Our view: Outsourcing isn’t the answer

DKS Editors

From now on, if you have a technology-related question on campus, you may end up speaking to someone located nowhere near Kent.

That’s because Kent State has outsourced part of the service provided by the Helpdesk to Presidium, an independent firm based in Virginia and Florida.

It’s clearly a cost-cutting move – the university estimates it will save $275,000 over the next five years. Presidium representatives will assist when the Helpdesk receives more calls than it can handle, saving Kent State from paying extra Helpdesk workers.

In theory, it’s a good idea. With the continuing downturn of the economy, the university should look to save wherever it can. Cutting costs like this can save students from paying more in tuition on a yearly basis.

But we disagree with the necessity of this particular cost-cutting venture.

University budgets are comprised of millions of dollars worth of costs. With that in mind, saving $275,000 over five years – an average of $55,000 a year – is just a drop in the bucket. With that in mind, the move to Presidium is unlikely to affect university finances very much.

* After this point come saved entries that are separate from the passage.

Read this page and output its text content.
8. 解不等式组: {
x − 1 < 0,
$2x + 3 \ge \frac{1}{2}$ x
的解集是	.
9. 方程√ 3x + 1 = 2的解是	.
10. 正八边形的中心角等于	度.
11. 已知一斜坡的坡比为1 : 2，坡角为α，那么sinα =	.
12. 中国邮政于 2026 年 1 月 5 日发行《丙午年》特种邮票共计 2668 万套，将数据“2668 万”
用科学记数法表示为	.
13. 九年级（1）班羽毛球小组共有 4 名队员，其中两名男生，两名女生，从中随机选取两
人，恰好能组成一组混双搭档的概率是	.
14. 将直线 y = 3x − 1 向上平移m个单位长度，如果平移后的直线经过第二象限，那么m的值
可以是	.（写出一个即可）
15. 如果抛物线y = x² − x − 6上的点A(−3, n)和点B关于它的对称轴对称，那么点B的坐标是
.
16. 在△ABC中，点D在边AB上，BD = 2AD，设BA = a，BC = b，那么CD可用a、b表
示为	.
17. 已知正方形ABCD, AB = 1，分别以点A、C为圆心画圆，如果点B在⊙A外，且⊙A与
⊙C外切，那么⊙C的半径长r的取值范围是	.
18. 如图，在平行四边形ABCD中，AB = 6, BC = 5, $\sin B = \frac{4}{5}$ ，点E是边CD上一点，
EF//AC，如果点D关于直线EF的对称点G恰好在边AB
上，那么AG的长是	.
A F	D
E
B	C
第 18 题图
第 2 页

If Kent State does want to cut costs, there are other places it can look. For example, the university plans to spend $3.3 million to renovate Risman Plaza beginning in the spring. Cutting back on some of the planned changes could allow the university to use some of the capital funds set aside for that project for other purposes.

Also, the Helpdesk provides a place where students can find employment. While the move to Presidium may not eliminate the existing jobs, it does prevent additional Kent State students from finding work with the Helpdesk.

With rising tuition and other costs, student jobs are always important.

Sure, those extra student employees would cost more money. But the benefit to students outweighs the cost to the university. That job could help a student afford his or her tuition money and keep him or her at the university.

We also wonder what will be lost in service by outsourcing the Helpdesk to Presidium.

Presidium may be able to add extra employees to man the phones when there are too many calls to the Helpdesk. But we wonder how much those employees can help students when they’re having a problem. Student employees are likely much more familiar with Kent State and its technology than a Presidium representative in Kentucky.

Additionally, while Presidium does allow students to schedule a time to be called back, we wonder how reliable that is. We’ve all sat around waiting for cable guys before.

We understand and empathize with the university’s need to cut costs. But with Presidium, there are too many questions and not enough answers.

The above editorial is the consensus opinion of the Daily Kent Stater editorial board.